Marinas unerbittliche Versuche, weiterhin eine Version ihrer selbst zu verkörpern, die allerdings ihren Bezugspunkt verloren hat – das Anschauen alter Familienfotos, Versuche ihren Ausweis zu erneuern, ein Zwischenspiel, in dem sie versucht, so zu leben als wäre nichts passiert –, schaffen ihrer Vergangenheit die Möglichkeit, sie zu reklamieren, ob als Erweiterung oder Wiederholung. Schließlich erhält die Zukunft ihre Chance, sie als Neuheit zu begrüßen – sie aktualisiert ihre Profile, nimmt einen neuen Namen an und hat eine Affäre.
Gut platzierte Debatten
Zwischendrin gelingt es der Vergangenheit aber doch, sie zu reklamieren, zu überbrücken, was beispielsweise im Blickaustausch zwischen Marina und ihrem vielleicht Exfreund deutlich wird, als sie sich das erste Mal nach ihrer Transformation begrüßen. All die Begeisterung des Neuen ist da, umhüllt vom Samt der Vertrautheit – oder der vermeintlichen Vertrautheit. Dennoch schrecken beide leicht zurück, so als ob sie eine Falle oder einen Trick vermuten würden. Der Raumklang spielt hier eine Rolle, die federhaft flatternde Atmung als einzig passender Soundtrack für ein solches Aufeinandertreffen – alles andere würde die Intimität verderben.

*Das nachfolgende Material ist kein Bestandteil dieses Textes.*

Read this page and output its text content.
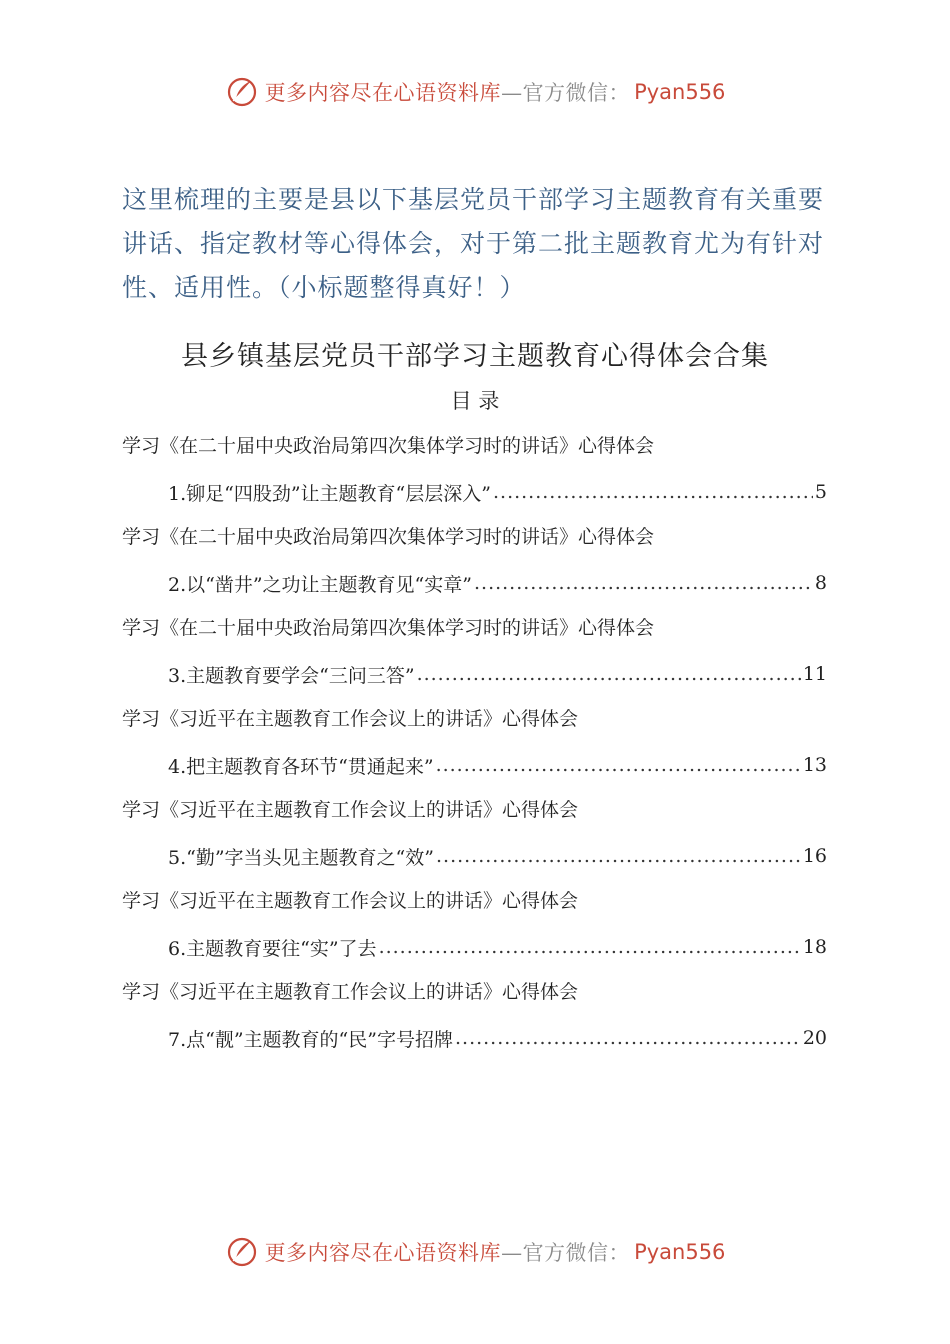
更多内容尽在心语资料库 —官方微信： Pyan556
这里梳理的主要是县以下基层党员干部学习主题教育有关重要讲话、指定教材等心得体会，对于第二批主题教育尤为有针对性、适用性。（小标题整得真好！）
县乡镇基层党员干部学习主题教育心得体会合集
目 录
学习《在二十届中央政治局第四次集体学习时的讲话》心得体会
1.铆足“四股劲”让主题教育“层层深入” .....	5
学习《在二十届中央政治局第四次集体学习时的讲话》心得体会
2.以“凿井”之功让主题教育见“实章” .....	8
学习《在二十届中央政治局第四次集体学习时的讲话》心得体会
3.主题教育要学会“三问三答” .....	11
学习《习近平在主题教育工作会议上的讲话》心得体会
4.把主题教育各环节“贯通起来” .....	13
学习《习近平在主题教育工作会议上的讲话》心得体会
5.“勤”字当头见主题教育之“效” .....	16
学习《习近平在主题教育工作会议上的讲话》心得体会
6.主题教育要往“实”了去 .....	18
学习《习近平在主题教育工作会议上的讲话》心得体会
7.点“靓”主题教育的“民”字号招牌 .....	20
更多内容尽在心语资料库 —官方微信： Pyan556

EL ROSTRO DE LA MEDUSA hebt ein Element des Wahns (und auch einer möglichen Vergeblichkeit) in unseren Versuchen hervor, inmitten individueller und gesellschaftlicher Strudel des Verbergens und Zeigens spezifische Punkte zu fixieren. Es ist ein Zustand, der unsere Aufmerksamkeit erfordert, in dem wir auch regelmäßig unsere Beziehungen zu den Gesichtern, die wir anderen zeigen, erneuern müssen – so wie wir auch sonst unsere anderen Identitätsnachweise beibehalten und erneuern. Es ist überfordernd und fast schon zu anstrengend, um auch nur darüber nachzudenken – aber dann zwinkert dieser Film mich an, und alle meine Gesichter zwinkern zurück.
Helen Oyeyemi lebt in Prag und ist Autorin von zehn Büchern, zuletzt erschienen „Peaces“ (2021) und „Parasol Against the Axe“ (2024).